Built Around the Browser, Google's Chrome OS Launches, Reinvents the Operating System

From DailyTech: A radical new day has dawned for the operating system.

Today Google finally aired its long awaited Chrome Operating System. The operating system was detailed at a press conference starting at 1 p.m. EST, and the open source code was posted online just before the start of the presentation. The new operating system brings a dramatically different look and perspective to the market and just may give Microsoft and OS X some tough competition by reinventing a tired old wheel -- the operating system -- offering the first laptop/desktop OS built around the browser and web applications.

A Google engineer set the mood for the presentation announcing in the introduction, "Chrome is the foundation of everything we’re doing here."
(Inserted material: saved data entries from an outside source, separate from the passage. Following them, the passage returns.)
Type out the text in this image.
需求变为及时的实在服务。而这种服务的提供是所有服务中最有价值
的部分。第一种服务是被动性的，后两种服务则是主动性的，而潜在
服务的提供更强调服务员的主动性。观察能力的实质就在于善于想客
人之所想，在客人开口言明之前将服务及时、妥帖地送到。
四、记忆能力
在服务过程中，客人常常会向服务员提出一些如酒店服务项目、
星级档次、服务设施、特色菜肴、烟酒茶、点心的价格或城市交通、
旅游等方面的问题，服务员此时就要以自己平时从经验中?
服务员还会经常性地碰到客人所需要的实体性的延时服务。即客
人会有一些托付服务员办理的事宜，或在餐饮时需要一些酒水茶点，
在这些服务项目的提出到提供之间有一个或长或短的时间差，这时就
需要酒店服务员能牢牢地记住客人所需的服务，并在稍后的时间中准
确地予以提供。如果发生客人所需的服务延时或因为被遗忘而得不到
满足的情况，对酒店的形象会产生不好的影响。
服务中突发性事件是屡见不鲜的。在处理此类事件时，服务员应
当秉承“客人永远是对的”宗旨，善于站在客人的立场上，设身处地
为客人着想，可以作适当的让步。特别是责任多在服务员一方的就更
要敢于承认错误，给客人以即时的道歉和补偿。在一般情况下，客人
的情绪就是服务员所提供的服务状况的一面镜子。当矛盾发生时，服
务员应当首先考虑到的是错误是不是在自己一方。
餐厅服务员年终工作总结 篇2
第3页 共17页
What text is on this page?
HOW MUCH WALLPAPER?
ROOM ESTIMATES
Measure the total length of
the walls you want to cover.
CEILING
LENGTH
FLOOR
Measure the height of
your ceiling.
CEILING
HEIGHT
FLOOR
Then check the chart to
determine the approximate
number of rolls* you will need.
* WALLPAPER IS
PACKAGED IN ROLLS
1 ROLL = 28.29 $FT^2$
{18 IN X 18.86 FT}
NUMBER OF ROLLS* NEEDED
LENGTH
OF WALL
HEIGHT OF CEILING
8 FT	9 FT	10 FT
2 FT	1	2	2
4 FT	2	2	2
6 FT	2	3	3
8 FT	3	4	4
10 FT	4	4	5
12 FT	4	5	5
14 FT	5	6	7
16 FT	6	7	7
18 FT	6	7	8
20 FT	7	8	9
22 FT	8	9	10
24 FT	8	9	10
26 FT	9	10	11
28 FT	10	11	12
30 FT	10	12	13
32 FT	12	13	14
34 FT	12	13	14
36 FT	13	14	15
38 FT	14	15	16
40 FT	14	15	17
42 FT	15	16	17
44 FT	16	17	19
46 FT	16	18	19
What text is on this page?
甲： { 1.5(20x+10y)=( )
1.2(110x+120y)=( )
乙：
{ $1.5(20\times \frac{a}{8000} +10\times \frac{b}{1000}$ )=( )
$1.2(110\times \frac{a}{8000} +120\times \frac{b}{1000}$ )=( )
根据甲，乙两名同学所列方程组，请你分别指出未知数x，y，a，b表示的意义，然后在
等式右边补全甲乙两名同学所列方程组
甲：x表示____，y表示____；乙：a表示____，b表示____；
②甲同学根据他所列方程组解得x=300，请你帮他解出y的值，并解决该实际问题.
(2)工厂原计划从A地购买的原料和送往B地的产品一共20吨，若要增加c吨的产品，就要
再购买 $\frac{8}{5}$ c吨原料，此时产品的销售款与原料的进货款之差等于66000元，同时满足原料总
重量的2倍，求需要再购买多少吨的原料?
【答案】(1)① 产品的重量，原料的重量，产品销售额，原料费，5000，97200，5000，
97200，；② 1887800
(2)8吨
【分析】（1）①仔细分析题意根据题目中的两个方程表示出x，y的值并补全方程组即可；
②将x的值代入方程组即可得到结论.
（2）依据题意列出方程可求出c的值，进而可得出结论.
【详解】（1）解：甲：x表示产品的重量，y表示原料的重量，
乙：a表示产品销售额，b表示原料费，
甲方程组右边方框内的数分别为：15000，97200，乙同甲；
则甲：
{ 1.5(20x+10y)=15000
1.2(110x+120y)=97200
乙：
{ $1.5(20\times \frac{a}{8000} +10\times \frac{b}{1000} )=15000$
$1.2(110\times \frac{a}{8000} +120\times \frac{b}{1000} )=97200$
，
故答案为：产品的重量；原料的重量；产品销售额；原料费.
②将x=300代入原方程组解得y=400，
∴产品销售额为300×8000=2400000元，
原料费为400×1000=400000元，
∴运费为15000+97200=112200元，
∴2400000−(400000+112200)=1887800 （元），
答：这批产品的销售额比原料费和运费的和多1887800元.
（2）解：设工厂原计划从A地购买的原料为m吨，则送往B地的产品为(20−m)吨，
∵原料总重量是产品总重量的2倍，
According to Google, its Chrome browser has garnered 40 million users who use it as their primary browser. Google is already beating Microsoft's Internet Explorer 8 browser by 30 percent in Javascript speed tests, according to the company (we confirm this claim in our browser benchmark series, parts 1, 2, 3, and 4). That success, in part, inspired Google to make the jump to the OS market. With the Chrome browser coming to Linux and OS X platforms, Google thought -- why not make a full Linux distribution built around the Chrome browser and web applications?

Google's Chrome OS is indeed built entirely around the company's browser. For that reason, it naturally uses HTML 5 to provide it with rich graphical content and other advanced programming content. HTML 5 is used for graphics, video/audio playback, threading, threads, notifications, real-time communication, and storage -- all critical factors to enabling games and productivity application.